1. It must be accessible: communities form in normal spaces where people gather and speak plain truth for all people. The only requirement for membership is a desire to flee the wrath to come. The church is not closed to our neighborhood, and we speak a common language, just as Jesus did when he “Came and made his home among them.”
2. Communities must be safe: our communities meet in small, intimate groups. All people from all the different walks of life must be welcomed and harmful behavior will not be tolerated. It is a place of healing, not harm, an environment of grace, an inclusive space where the “Good News” is made available to all.
3. We must be people who are real. People are invited to come to terms with their lives in whole or as broken as they may be. We as a church community must be able to say, “How goes it with your soul?” People are to be invited to be a part of a community and must know there is mutual support. We must be willing to be a part of the pain that people in our community may feel by bringing love, prayer, and healing to them.
We know Claybanks United Methodist Church is a place that embodies hospitality. We are a community that is accessible, safe, and so that people know that there is space for their struggles, to find healing and express their joy of life. Rural churches are charged with providing persons in their community a place to be a part of the circle of life. We as a church, are a critical artery for the life of those in our community and we must be the Body of Christ to the community in which we live.
For the past six years, I as your pastor am blessed to serve in retirement at the Claybanks United Methodist Church and have tried to lead from the middle. Knowing that the members of our church have been and will be at the Administrative Council and Committees leading from the front and the members of the church, as a body, leading from behind with their encouragement for the whole church. By leading from the middle, I have tried to embody the life of Jesus as I have allowed the church to continue doing those things that Claybanks United Methodist Church has done so well over the years on their own. I have worked to insert myself only in the areas where there is a need and my abilities and strengths have added to who we are as a church. Scripture points out to us that first Jesus sent out twelve and then seventy-two ahead of him. Jesus was preparing those who followed him to continue his ministry. It has been, and will continue to be, my ministry to emulate Jesus by training, teaching, praying, and leading through scripture and by assisting and leading the Claybanks church community into the future. My prayer is that I will remain empowered to coach and encourage, to be a disciple and to mentor where needed.
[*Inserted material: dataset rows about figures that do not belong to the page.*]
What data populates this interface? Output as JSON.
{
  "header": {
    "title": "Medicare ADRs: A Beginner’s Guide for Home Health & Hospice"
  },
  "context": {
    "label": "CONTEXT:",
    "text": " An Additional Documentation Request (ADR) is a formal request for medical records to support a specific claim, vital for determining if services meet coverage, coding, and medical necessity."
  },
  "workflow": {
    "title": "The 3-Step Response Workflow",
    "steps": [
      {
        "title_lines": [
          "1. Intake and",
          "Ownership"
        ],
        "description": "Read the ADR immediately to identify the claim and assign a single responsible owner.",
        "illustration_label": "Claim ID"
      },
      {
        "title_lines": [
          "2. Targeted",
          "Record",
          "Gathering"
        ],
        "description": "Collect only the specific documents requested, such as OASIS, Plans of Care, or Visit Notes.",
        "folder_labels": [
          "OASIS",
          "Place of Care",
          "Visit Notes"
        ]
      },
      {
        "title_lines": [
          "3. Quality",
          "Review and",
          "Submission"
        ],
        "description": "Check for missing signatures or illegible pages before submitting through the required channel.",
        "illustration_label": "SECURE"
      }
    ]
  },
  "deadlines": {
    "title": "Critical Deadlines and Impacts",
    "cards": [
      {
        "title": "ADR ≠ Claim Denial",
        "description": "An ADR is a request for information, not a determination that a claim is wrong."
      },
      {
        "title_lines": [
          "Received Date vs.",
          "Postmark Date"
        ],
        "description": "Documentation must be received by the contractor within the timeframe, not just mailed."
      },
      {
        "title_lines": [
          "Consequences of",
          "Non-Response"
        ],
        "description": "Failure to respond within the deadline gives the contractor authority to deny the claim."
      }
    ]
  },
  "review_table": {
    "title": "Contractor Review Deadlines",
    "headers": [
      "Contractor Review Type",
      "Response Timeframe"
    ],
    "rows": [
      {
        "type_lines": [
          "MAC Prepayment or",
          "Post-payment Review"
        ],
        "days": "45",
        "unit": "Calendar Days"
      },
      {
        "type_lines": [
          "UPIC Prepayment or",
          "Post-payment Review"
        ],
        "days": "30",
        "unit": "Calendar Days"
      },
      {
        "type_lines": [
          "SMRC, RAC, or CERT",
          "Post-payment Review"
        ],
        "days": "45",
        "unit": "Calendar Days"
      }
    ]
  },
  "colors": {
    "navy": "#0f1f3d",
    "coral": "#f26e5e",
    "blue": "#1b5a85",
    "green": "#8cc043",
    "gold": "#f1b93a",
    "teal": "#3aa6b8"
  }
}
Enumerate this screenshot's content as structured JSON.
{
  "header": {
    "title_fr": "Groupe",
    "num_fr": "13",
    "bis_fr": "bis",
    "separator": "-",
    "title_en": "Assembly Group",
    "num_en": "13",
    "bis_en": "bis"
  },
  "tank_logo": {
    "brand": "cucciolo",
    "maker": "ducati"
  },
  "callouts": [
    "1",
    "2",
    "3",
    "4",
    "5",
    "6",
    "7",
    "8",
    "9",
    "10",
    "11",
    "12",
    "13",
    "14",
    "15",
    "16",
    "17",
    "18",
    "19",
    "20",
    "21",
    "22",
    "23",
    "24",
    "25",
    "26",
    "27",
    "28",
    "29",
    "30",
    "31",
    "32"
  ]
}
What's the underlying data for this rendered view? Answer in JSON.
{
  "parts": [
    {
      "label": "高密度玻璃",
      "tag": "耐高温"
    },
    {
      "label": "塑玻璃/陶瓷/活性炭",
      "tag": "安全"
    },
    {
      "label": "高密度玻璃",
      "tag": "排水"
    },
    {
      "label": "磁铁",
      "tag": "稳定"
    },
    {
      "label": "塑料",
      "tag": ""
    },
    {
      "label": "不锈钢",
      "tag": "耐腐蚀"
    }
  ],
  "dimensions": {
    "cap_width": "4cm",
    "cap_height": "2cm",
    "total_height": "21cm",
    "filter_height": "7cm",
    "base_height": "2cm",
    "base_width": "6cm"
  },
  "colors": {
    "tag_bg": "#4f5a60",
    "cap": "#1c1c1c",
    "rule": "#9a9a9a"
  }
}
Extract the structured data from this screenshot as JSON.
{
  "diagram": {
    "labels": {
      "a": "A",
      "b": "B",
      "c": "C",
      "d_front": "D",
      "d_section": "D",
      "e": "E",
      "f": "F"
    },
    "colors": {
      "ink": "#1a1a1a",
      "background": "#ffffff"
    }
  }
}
The Claybanks church, like other congregations, is a community. When we become involved in our church activities, extend our involvement into other community events we become disciples of Christ in tangible ways. When we have Jesus Christ present in our lives and share him as we engage not only at church and our church functions but in other functions throughout our community, we are expressing to others in our community who we are as followers of Jesus Christ and committed members of the Claybanks United Methodist Church.